Good versus Evil – The Eternal Struggle

Medicare Set-Aside Blog on March 22, 2010 | Posted by






I spent my weekend speaking to a group of claimant lawyers who are forming a local association to battle the “dark side” or “the great conspiracy” as I heard the insurance industry referred to on more than one occasion. Despite the hyperbole, these men and woman are passionate advocates for their clients and are just the type of professionals I would want representing me if I were legitimately hurt in an accident. Anyone that shows up on a Saturday morning to learn more about MSAs is a cut above the normal crowd in my opinion.


 


I was invited to speak because these attorneys were concerned with how MSAs are affecting claims settlements and their client’s lives post settlement.
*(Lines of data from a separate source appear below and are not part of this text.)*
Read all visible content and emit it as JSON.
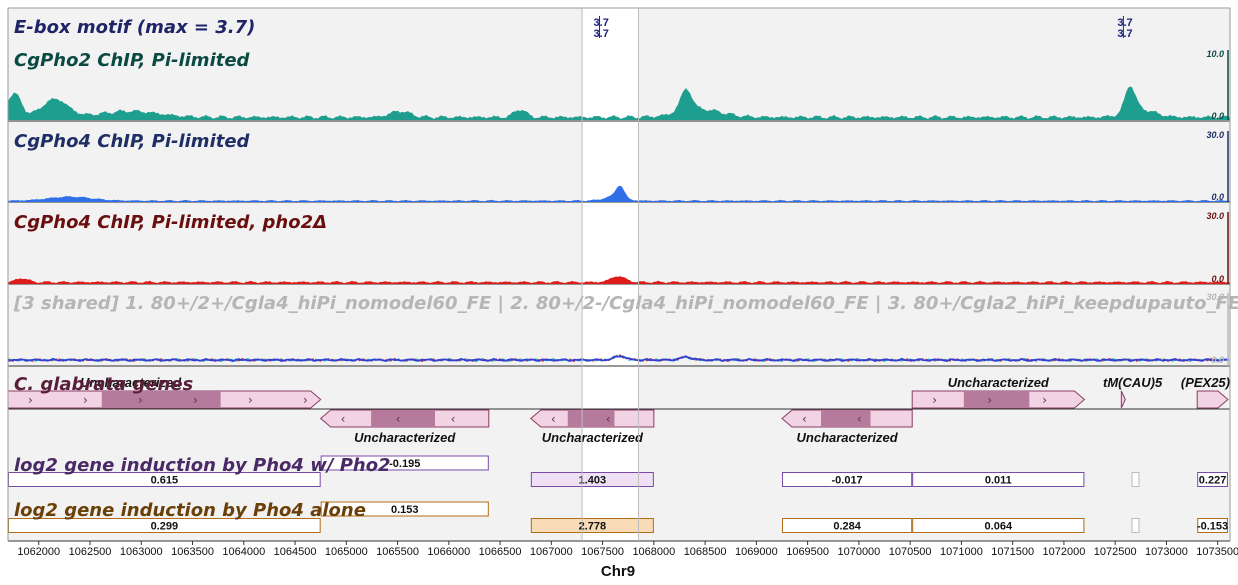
{
  "tracks": {
    "motif": {
      "title": "E-box motif (max = 3.7)",
      "hits": [
        {
          "pos": 1067470,
          "labels": [
            "3.7",
            "3.7"
          ]
        },
        {
          "pos": 1072580,
          "labels": [
            "3.7",
            "3.7"
          ]
        }
      ]
    },
    "pho2": {
      "title": "CgPho2 ChIP, Pi-limited",
      "scale_max": "10.0",
      "scale_min": "0.0",
      "color": "#1e9e8e",
      "title_color": "#0a4a42"
    },
    "pho4": {
      "title": "CgPho4 ChIP, Pi-limited",
      "scale_max": "30.0",
      "scale_min": "0.0",
      "color": "#2f6fe8",
      "title_color": "#1f2f66"
    },
    "pho4_pho2d": {
      "title": "CgPho4 ChIP, Pi-limited, pho2Δ",
      "scale_max": "30.0",
      "scale_min": "0.0",
      "color": "#e01b1b",
      "title_color": "#6a0f0f"
    },
    "shared": {
      "title": "[3 shared]  1. 80+/2+/Cgla4_hiPi_nomodel60_FE | 2. 80+/2-/Cgla4_hiPi_nomodel60_FE | 3. 80+/Cgla2_hiPi_keepdupauto_FE",
      "scale_max": "30.0",
      "scale_min": "0.0"
    },
    "genes": {
      "title": "C. glabrata genes",
      "title_color": "#5a1f3a",
      "items": [
        {
          "label": "Uncharacterized",
          "start": 1061700,
          "end": 1064750,
          "strand": "+",
          "row": 0
        },
        {
          "label": "Uncharacterized",
          "start": 1064750,
          "end": 1066390,
          "strand": "-",
          "row": 1
        },
        {
          "label": "Uncharacterized",
          "start": 1066800,
          "end": 1068000,
          "strand": "-",
          "row": 1
        },
        {
          "label": "Uncharacterized",
          "start": 1069250,
          "end": 1070520,
          "strand": "-",
          "row": 1
        },
        {
          "label": "Uncharacterized",
          "start": 1070520,
          "end": 1072200,
          "strand": "+",
          "row": 0
        },
        {
          "label": "tM(CAU)5",
          "start": 1072560,
          "end": 1072620,
          "strand": "+",
          "row": 0
        },
        {
          "label": "(PEX25)",
          "start": 1073300,
          "end": 1073600,
          "strand": "+",
          "row": 0
        }
      ]
    },
    "induction_pho4_pho2": {
      "title": "log2 gene induction by Pho4 w/ Pho2",
      "color": "#7a4aa8",
      "values": [
        {
          "start": 1061700,
          "end": 1064750,
          "value": "0.615",
          "row": 1,
          "fill": "#ffffff"
        },
        {
          "start": 1064750,
          "end": 1066390,
          "value": "-0.195",
          "row": 0,
          "fill": "#ffffff"
        },
        {
          "start": 1066800,
          "end": 1068000,
          "value": "1.403",
          "row": 1,
          "fill": "#efe0f5"
        },
        {
          "start": 1069250,
          "end": 1070520,
          "value": "-0.017",
          "row": 1,
          "fill": "#ffffff"
        },
        {
          "start": 1070520,
          "end": 1072200,
          "value": "0.011",
          "row": 1,
          "fill": "#ffffff"
        },
        {
          "start": 1073300,
          "end": 1073600,
          "value": "0.227",
          "row": 1,
          "fill": "#ffffff"
        }
      ]
    },
    "induction_pho4_alone": {
      "title": "log2 gene induction by Pho4 alone",
      "color": "#b06e1a",
      "values": [
        {
          "start": 1061700,
          "end": 1064750,
          "value": "0.299",
          "row": 1,
          "fill": "#ffffff"
        },
        {
          "start": 1064750,
          "end": 1066390,
          "value": "0.153",
          "row": 0,
          "fill": "#ffffff"
        },
        {
          "start": 1066800,
          "end": 1068000,
          "value": "2.778",
          "row": 1,
          "fill": "#f8dcb8"
        },
        {
          "start": 1069250,
          "end": 1070520,
          "value": "0.284",
          "row": 1,
          "fill": "#ffffff"
        },
        {
          "start": 1070520,
          "end": 1072200,
          "value": "0.064",
          "row": 1,
          "fill": "#ffffff"
        },
        {
          "start": 1073300,
          "end": 1073600,
          "value": "-0.153",
          "row": 1,
          "fill": "#ffffff"
        }
      ]
    }
  },
  "axis": {
    "chromosome": "Chr9",
    "ticks": [
      "1062000",
      "1062500",
      "1063000",
      "1063500",
      "1064000",
      "1064500",
      "1065000",
      "1065500",
      "1066000",
      "1066500",
      "1067000",
      "1067500",
      "1068000",
      "1068500",
      "1069000",
      "1069500",
      "1070000",
      "1070500",
      "1071000",
      "1071500",
      "1072000",
      "1072500",
      "1073000",
      "1073500"
    ]
  },
  "highlight": {
    "start": 1067300,
    "end": 1067850
  }
}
Apparently, in this specific jurisdiction, the market is dominated by a few insurance companies that have vendors using some unscrupulous tactics when presenting and negotiating MSAs.


 


First a disclaimer….MEDVAL has no particular bias between the defense and claimant side of the business. The simple fact is that were MSP compliance is concerned, it is no longer plaintiff AGAINST defense. It is plaintiff AND defense working together to comply with the law.


 


Regardless of who hires our firm, the MSA should be the SAME number. We have no interest in short changing legitimately injured workers by employing arbitrary reductions in future medical treatment (via the now discredited donut hole and soon to be discredited Drug Utilization Review (DUR)). The treatment history and physician recommendations speak more about a claimant’s needs than some piece of fiction we develop to present “the lowest defensible allocation”. Our defense clients have the same philosophy.


 


From the claimant’s perspective, we will not arbitrarily inflate an MSA so the attorney can attempt to increase their demand. If a claimant’s attorney believes more money is needed to settle a case, then it is incumbent on them to make that demand to the defense and negotiate in the best interests of their clients. Extra money for non-Medicare covered items, attendant care, professional administration etc are all points of negotiation and do not belong in the MSA. Understanding this issue is central to effectively representing a client where a Medicare Set-Aside is involved.


 


MSP compliance is about following the law and making sound risk management decisions. It is not a weapon in either side’s arsenal to affect the overall VALUE of the case.


 


Protecting Medicare’s interests in a settlement is what it is and varies from case to case. So if you are a defendant looking to send a couple of test cases and choose a vendor by who has the lowest number or price per MSA, expect that the claimant attorneys in your jurisdiction will simply react by presenting life care plans and inflated reports of their own. And when that happens, the costs of settlements go up, the net benefit to the claimant goes down and Medicare is the only one that wins.